On June 6, tir­ing as he ap­proached vic­tory, he be­gan growl­ing—yes, like a hun­gry tiger—at Chase Ut­ley as he came to the plate. “It was beau­ti­ful,” was the head­line of the blog en­try by the Wash­ing­ton Post’s Scott Allen.

When Scherzer gets like that, man­agers are ac­tu­ally afraid to go out and tell him he’s done. He goes Mad Max. In one such in­stance last year, as Scherzer la­bored, man­ager Dusty Baker came out to the mound. Scherzer glared.

“He asked me how I was feel­ing,” Scherzer re­counted, “and I said I still feel strong … I still got one more hit­ter in me.”

Asked Baker, de­mand­ing visual con­fir­ma­tion: “Which eye should I look at?”

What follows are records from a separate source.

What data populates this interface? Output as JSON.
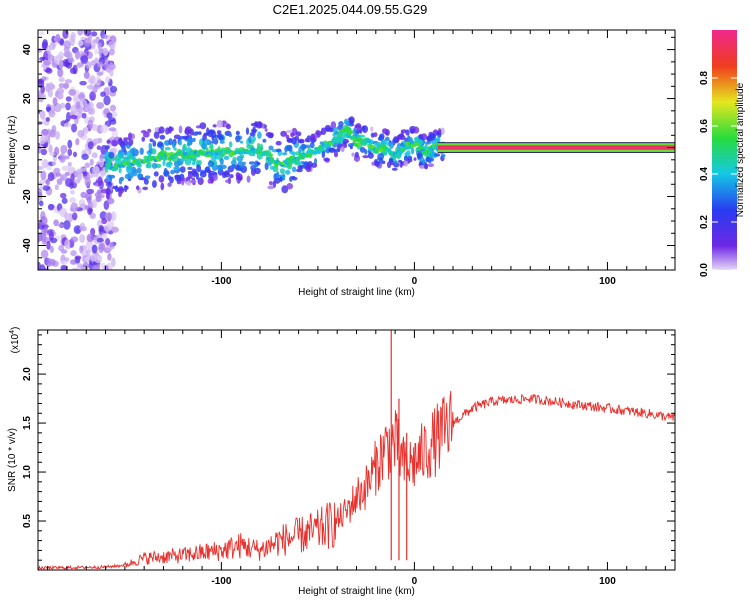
{
  "title": "C2E1.2025.044.09.55.G29",
  "chart_data": [
    {
      "type": "heatmap",
      "title": "C2E1.2025.044.09.55.G29",
      "xlabel": "Height of straight line (km)",
      "ylabel": "Frequency (Hz)",
      "xlim": [
        -195,
        135
      ],
      "ylim": [
        -50,
        48
      ],
      "x_ticks": [
        -100,
        0,
        100
      ],
      "x_tick_labels": [
        "-100",
        "0",
        "100"
      ],
      "y_ticks": [
        -40,
        -20,
        0,
        20,
        40
      ],
      "y_tick_labels": [
        "-40",
        "-20",
        "0",
        "20",
        "40"
      ],
      "ridge": {
        "x": [
          -155,
          -140,
          -120,
          -100,
          -80,
          -70,
          -60,
          -50,
          -40,
          -35,
          -30,
          -25,
          -20,
          -15,
          -10,
          -5,
          0,
          5,
          10,
          15,
          135
        ],
        "y": [
          -8,
          -5,
          -3,
          -2,
          -1,
          -7,
          -4,
          -1,
          4,
          8,
          2,
          3,
          -1,
          0,
          -3,
          0,
          2,
          -2,
          0,
          0,
          0
        ]
      },
      "noise_region_x": [
        -195,
        -155
      ],
      "colorbar": {
        "label": "Normalized spectral amplitude",
        "range": [
          0,
          1
        ],
        "ticks": [
          0.0,
          0.2,
          0.4,
          0.6,
          0.8
        ],
        "tick_labels": [
          "0.0",
          "0.2",
          "0.4",
          "0.6",
          "0.8"
        ]
      }
    },
    {
      "type": "line",
      "xlabel": "Height of straight line (km)",
      "ylabel": "SNR (10 * v/v)",
      "scale_label": "(x10",
      "scale_exp": "4",
      "scale_close": ")",
      "xlim": [
        -195,
        135
      ],
      "ylim": [
        0,
        2.45
      ],
      "x_ticks": [
        -100,
        0,
        100
      ],
      "x_tick_labels": [
        "-100",
        "0",
        "100"
      ],
      "y_ticks": [
        0.5,
        1.0,
        1.5,
        2.0
      ],
      "y_tick_labels": [
        "0.5",
        "1.0",
        "1.5",
        "2.0"
      ],
      "color": "#e8302c",
      "series": [
        {
          "name": "SNR",
          "x": [
            -195,
            -160,
            -150,
            -140,
            -120,
            -100,
            -90,
            -80,
            -70,
            -60,
            -50,
            -40,
            -35,
            -30,
            -25,
            -20,
            -15,
            -10,
            -5,
            0,
            5,
            10,
            20,
            30,
            40,
            60,
            80,
            100,
            120,
            135
          ],
          "values": [
            0.02,
            0.03,
            0.05,
            0.12,
            0.15,
            0.2,
            0.25,
            0.2,
            0.3,
            0.35,
            0.4,
            0.5,
            0.6,
            0.75,
            0.85,
            1.05,
            1.25,
            1.3,
            1.05,
            1.1,
            1.2,
            1.3,
            1.5,
            1.65,
            1.72,
            1.75,
            1.7,
            1.65,
            1.6,
            1.55
          ]
        }
      ],
      "spikes": [
        {
          "x": -12,
          "y": 2.45
        },
        {
          "x": -8,
          "y": 1.75
        },
        {
          "x": -4,
          "y": 1.4
        }
      ]
    }
  ]
}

Scherzer, who fa­mously has one blue and one brown eye, shot back: “Look in the [ex­ple­tive] brown eye!”

“That’s the pitch­ing one,” he jok­ingly told re­porters af­ter the game.

Baker left him in.

Af­ter los­ing her first ever UFC match, mixed mar­tial artist Ronda Rousey con­fessed that she was in the cor­ner of the med­i­cal room, “lit­er­ally sit­ting there think­ing about killing my­self. In that ex­act sec­ond, I’m like, ‘I’m noth­ing.’” It doesn’t get lower than that.

Said Vince Lom­bardi, “Win­ning isn’t ev­ery­thing. It’s the only thing.” To which I add—con­jec­ture—yes, but los­ing is worse.